A relativização moral do ilícito é característica da esquerda
E a bravata não termina na suposta “necessidade” das “pedaladas”. O site Contas Abertas e a colunista Miriam Leitão destrincharam as informações sobre as irregularidades fiscais cometidas pelo governo Dilma em 2014 e descobriram que a maior parte delas não foi dirigida aos programas sociais, e sim para as grandes empresas e o agronegócio. Dos R$ 40 bilhões “pedalados” por Dilma no ano passado, R$ 7,66 bilhões se referiam ao Minha Casa, Minha Vida, mas o item campeão foi o Programa de Sustentação ao Investimento (PSI), do BNDES, destinado a empresas para inovação e a produção e compra de bens de capital. Foram R$ 12,16 bilhões correspondentes à equalização das taxas de juros, já que o BNDES empresta a juros muito mais camaradas que a taxa paga pelo Tesouro Nacional.
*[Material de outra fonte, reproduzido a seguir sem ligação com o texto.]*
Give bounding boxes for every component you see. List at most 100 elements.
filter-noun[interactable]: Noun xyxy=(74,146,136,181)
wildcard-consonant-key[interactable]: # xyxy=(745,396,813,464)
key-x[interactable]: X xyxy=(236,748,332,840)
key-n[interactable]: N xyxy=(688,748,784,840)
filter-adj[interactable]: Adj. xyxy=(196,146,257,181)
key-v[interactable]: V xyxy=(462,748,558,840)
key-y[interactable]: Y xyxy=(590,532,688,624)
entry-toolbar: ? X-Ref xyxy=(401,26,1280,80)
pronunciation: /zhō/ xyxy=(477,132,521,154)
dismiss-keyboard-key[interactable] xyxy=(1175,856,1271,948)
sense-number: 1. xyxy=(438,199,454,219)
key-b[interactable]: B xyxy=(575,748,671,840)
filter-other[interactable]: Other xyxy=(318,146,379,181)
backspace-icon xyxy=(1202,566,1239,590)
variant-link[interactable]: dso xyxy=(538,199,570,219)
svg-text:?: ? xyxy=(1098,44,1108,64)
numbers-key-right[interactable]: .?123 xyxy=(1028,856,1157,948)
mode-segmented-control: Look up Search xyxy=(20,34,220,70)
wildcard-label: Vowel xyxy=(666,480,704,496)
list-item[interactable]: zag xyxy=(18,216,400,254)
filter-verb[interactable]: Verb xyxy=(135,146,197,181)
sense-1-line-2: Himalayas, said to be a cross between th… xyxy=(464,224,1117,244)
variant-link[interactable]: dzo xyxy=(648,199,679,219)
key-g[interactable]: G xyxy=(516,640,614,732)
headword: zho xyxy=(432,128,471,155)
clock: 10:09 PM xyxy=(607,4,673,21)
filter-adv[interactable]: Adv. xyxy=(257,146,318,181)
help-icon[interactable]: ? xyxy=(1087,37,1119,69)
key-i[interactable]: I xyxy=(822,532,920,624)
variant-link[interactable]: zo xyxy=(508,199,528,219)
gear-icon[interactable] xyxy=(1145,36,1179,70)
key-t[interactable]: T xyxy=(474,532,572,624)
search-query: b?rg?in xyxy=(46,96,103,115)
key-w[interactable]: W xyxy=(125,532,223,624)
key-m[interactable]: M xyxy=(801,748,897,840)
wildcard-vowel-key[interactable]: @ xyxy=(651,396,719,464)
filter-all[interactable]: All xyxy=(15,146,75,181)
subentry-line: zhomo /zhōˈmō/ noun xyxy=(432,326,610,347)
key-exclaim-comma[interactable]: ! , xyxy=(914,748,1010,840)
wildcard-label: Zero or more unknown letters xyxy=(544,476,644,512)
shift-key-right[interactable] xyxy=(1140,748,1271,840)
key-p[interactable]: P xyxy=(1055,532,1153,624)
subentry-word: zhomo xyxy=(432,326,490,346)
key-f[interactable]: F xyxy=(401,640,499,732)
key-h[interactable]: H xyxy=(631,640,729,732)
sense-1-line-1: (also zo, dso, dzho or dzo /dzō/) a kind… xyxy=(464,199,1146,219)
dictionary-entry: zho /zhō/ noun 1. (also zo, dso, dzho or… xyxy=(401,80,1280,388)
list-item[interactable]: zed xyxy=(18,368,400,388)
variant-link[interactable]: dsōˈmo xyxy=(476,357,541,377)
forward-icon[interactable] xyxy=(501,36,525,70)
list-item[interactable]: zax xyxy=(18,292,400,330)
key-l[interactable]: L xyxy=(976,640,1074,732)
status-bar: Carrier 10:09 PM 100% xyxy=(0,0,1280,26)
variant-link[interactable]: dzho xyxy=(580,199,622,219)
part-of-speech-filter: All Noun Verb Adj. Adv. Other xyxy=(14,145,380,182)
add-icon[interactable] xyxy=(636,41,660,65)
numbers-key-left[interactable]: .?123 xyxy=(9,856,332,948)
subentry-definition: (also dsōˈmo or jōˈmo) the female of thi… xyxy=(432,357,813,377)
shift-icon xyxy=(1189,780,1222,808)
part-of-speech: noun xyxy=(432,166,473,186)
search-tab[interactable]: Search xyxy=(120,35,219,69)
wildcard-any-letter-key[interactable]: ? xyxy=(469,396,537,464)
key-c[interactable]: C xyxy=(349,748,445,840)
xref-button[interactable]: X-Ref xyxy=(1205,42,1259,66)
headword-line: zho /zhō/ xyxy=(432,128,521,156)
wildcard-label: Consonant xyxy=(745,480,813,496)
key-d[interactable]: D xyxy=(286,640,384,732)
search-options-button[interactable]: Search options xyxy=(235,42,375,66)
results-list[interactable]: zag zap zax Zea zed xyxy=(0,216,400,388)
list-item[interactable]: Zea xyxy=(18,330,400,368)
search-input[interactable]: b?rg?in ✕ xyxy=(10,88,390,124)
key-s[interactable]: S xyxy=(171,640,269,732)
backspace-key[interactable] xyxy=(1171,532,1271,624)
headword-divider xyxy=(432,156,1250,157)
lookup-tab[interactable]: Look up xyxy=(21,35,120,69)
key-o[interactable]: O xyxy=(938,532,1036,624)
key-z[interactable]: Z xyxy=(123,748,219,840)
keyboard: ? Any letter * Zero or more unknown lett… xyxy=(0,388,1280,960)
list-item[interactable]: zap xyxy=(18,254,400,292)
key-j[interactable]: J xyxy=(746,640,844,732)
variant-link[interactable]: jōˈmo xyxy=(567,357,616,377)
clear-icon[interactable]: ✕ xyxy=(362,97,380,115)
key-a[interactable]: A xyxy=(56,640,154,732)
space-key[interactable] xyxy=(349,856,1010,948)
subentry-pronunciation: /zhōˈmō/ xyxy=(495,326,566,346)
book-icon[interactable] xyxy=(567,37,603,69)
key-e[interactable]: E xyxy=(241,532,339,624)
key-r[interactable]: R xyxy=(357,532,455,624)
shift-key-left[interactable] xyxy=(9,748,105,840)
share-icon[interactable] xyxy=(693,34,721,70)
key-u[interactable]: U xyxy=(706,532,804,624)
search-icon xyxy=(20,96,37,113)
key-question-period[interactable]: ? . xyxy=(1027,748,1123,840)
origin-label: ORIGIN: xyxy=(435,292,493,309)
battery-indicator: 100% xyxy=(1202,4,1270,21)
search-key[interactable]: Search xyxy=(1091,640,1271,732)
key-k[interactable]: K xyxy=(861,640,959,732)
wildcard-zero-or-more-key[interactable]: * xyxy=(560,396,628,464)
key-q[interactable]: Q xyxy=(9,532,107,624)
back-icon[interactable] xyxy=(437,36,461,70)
Além do PSI, outra “pedalada” substancial é cortesia de subvenções agrícolas: R$ 7,94 bilhões (ou seja, também mais que o Minha Casa, Minha Vida).
Mas o discurso furado sobre a necessidade das “pedaladas” e de que seu destino eram os programas sociais empalidece perto da estarrecedora ideia de fundo embutida nas palavras de Lula: a de que, em nome de “boas intenções”, as leis são um mero detalhe. Podem ser desrespeitadas, desprezadas, esquecidas. Dilma “pedalou”, diz Lula, mas foi por uma boa causa, e por isso merece o perdão do TCU, daqueles que desejam seu impeachment, enfim, do povo brasileiro, e ficamos por isso mesmo.
A relativização moral do ilícito é característica da esquerda. Basta recordar a famosa entrevista do historiador Eric Hobsbawm a Michael Ignatieff em 1994, na qual Hobsbawm declarou sem rodeios que as dezenas de milhões de mortes causadas pelo regime stalinista teriam sido aceitáveis se o resultado fosse uma sociedade genuinamente comunista. Dentro do petismo, essa relativização também não é nova: vem de anos, e as intenções que absolvem os criminosos no tribunal moral petista não precisam nem mesmo ser dirigidas aos mais desfavorecidos. O que fez de José Dirceu, José Genoino, João Paulo Cunha e Delúbio Soares “guerreiros do povo brasileiro”? Foi operar o mensalão em benefício não dos pobres, mas única e exclusivamente em benefício do partido. Semelhante processo de canonização está sendo montando no petrolão, pois o ex-tesoureiro João Vaccari Neto, já condenado no âmbito da Operação Lava Jato, também está a caminho dos altares petistas como mártir das “boas intenções” sem ter desviado um único real para o bolso de um brasileiro necessitado.